In 1990, Greenall's announced that they were ending all beer production and becoming a retailer only company. Production at Shipstones Brewery ended in early 1991 after 139 years. The Shipstones brand continued to be produced for some years afterwards at breweries in Burton upon Trent.

Today the company offices have been taken over, while some housing and retail units have been constructed on other parts of the site.

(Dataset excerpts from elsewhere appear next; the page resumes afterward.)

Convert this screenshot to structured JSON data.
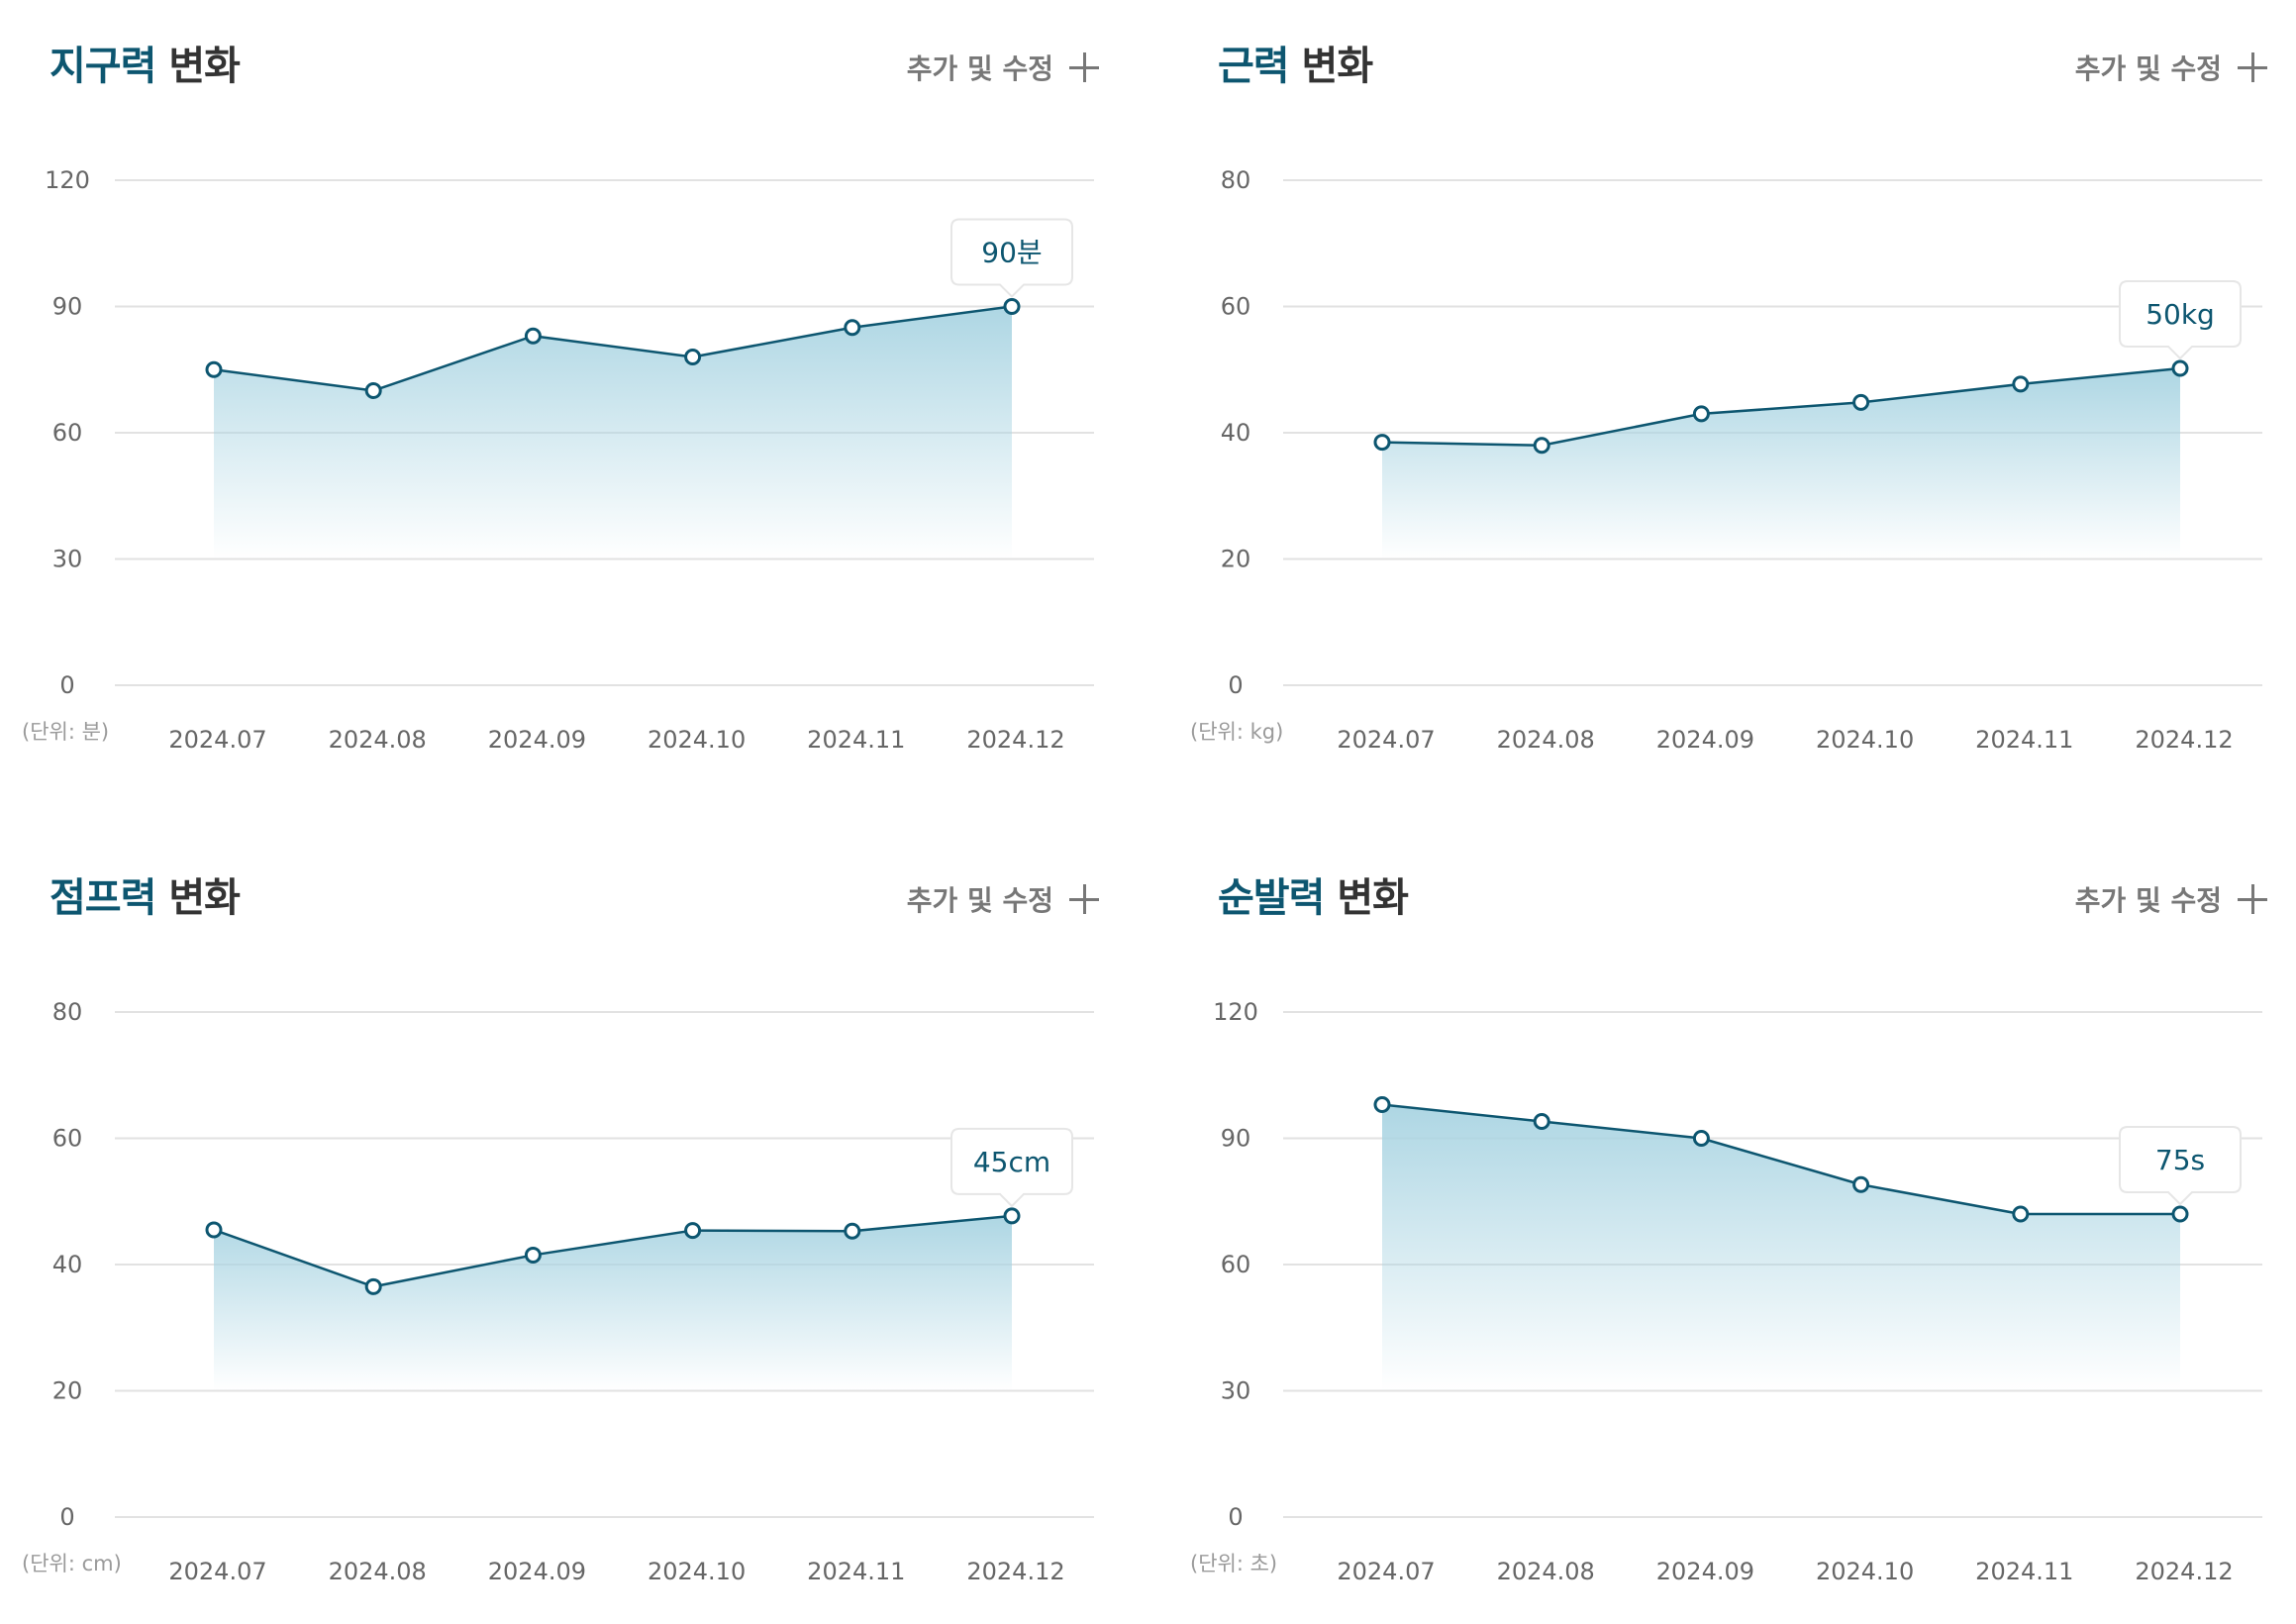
{
  "colors": {
    "accent": "#0d5670",
    "line": "#0d5670",
    "area_top": "#a9d4e2",
    "grid": "#e2e2e2",
    "tick_text": "#666666",
    "muted_text": "#9a9a9a"
  },
  "panels": [
    {
      "title_accent": "지구력",
      "title_rest": " 변화",
      "edit_label": "추가 및 수정",
      "edit_icon": "plus-icon",
      "unit_label": "(단위: 분)",
      "callout": "90분"
    },
    {
      "title_accent": "근력",
      "title_rest": " 변화",
      "edit_label": "추가 및 수정",
      "edit_icon": "plus-icon",
      "unit_label": "(단위: kg)",
      "callout": "50kg"
    },
    {
      "title_accent": "점프력",
      "title_rest": " 변화",
      "edit_label": "추가 및 수정",
      "edit_icon": "plus-icon",
      "unit_label": "(단위: cm)",
      "callout": "45cm"
    },
    {
      "title_accent": "순발력",
      "title_rest": " 변화",
      "edit_label": "추가 및 수정",
      "edit_icon": "plus-icon",
      "unit_label": "(단위: 초)",
      "callout": "75s"
    }
  ],
  "chart_data": [
    {
      "type": "area",
      "title": "지구력 변화",
      "categories": [
        "2024.07",
        "2024.08",
        "2024.09",
        "2024.10",
        "2024.11",
        "2024.12"
      ],
      "values": [
        75,
        70,
        83,
        78,
        85,
        90
      ],
      "ylim": [
        0,
        120
      ],
      "yticks": [
        0,
        30,
        60,
        90,
        120
      ],
      "grid": true,
      "highlight_index": 5
    },
    {
      "type": "area",
      "title": "근력 변화",
      "categories": [
        "2024.07",
        "2024.08",
        "2024.09",
        "2024.10",
        "2024.11",
        "2024.12"
      ],
      "values": [
        38.5,
        38,
        43,
        44.8,
        47.7,
        50.2
      ],
      "ylim": [
        0,
        80
      ],
      "yticks": [
        0,
        20,
        40,
        60,
        80
      ],
      "grid": true,
      "highlight_index": 5
    },
    {
      "type": "area",
      "title": "점프력 변화",
      "categories": [
        "2024.07",
        "2024.08",
        "2024.09",
        "2024.10",
        "2024.11",
        "2024.12"
      ],
      "values": [
        45.5,
        36.5,
        41.5,
        45.4,
        45.3,
        47.7
      ],
      "ylim": [
        0,
        80
      ],
      "yticks": [
        0,
        20,
        40,
        60,
        80
      ],
      "grid": true,
      "highlight_index": 5
    },
    {
      "type": "area",
      "title": "순발력 변화",
      "categories": [
        "2024.07",
        "2024.08",
        "2024.09",
        "2024.10",
        "2024.11",
        "2024.12"
      ],
      "values": [
        98,
        94,
        90,
        79,
        72,
        72
      ],
      "ylim": [
        0,
        120
      ],
      "yticks": [
        0,
        30,
        60,
        90,
        120
      ],
      "grid": true,
      "highlight_index": 5
    }
  ]
}
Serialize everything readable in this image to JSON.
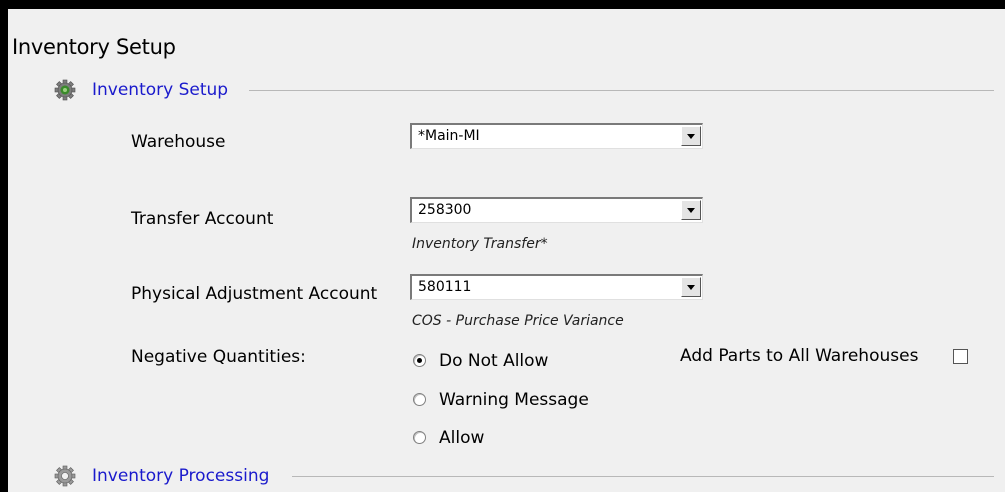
{
  "page": {
    "title": "Inventory Setup"
  },
  "sections": {
    "setup": {
      "title": "Inventory Setup",
      "icon": "gear-icon"
    },
    "processing": {
      "title": "Inventory Processing",
      "icon": "gear-icon"
    }
  },
  "form": {
    "warehouse": {
      "label": "Warehouse",
      "value": "*Main-MI"
    },
    "transfer_account": {
      "label": "Transfer Account",
      "value": "258300",
      "description": "Inventory Transfer*"
    },
    "physical_adjustment_account": {
      "label": "Physical Adjustment Account",
      "value": "580111",
      "description": "COS - Purchase Price Variance"
    },
    "negative_quantities": {
      "label": "Negative Quantities:",
      "options": [
        "Do Not Allow",
        "Warning Message",
        "Allow"
      ],
      "selected": "Do Not Allow"
    },
    "add_parts_all_warehouses": {
      "label": "Add Parts to All Warehouses",
      "checked": false
    }
  },
  "colors": {
    "section_title": "#1a1acc",
    "background": "#f0f0f0",
    "frame_border": "#000000"
  }
}
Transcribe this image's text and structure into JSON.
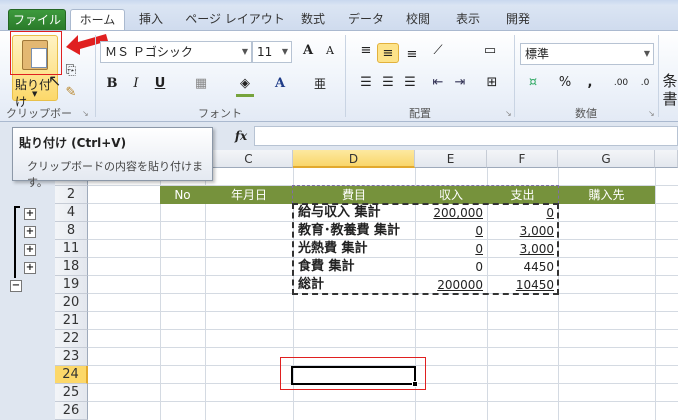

The landmark Victorian building, constructed in 1900 with later extension, remains standing and has been earmarked for conversion into offices.

In November 2013, a 1921 portrait by Noel Denholm Davis of Sir Thomas Shipstone, of the family who owned the brewery, was auctioned by Biddle and Webb of Birmingham. It was purchased by a Nottingham art collector, Ash Gangotra, who offered it on long-term loan to a planned Shipstone's heritage centre.[3][4]

References[edit]

  1. ^ Nottingham. Official Handbook. Tenth Edition
  2. ^ Moor, Dave. "Nottingham Forest". historicalkits.co.uk. Retrieved 27 November 2011. 
  3. ^ "Success Story". Biddle & Webb. 2013-11-21. Retrieved 15 July 2014. 
  4. ^ Smith-Dawkins, Rebecca (2013-11-21). "Portrait of Shipstone's beer baron back in city". Nottingham Post. Retrieved 15 July 2014.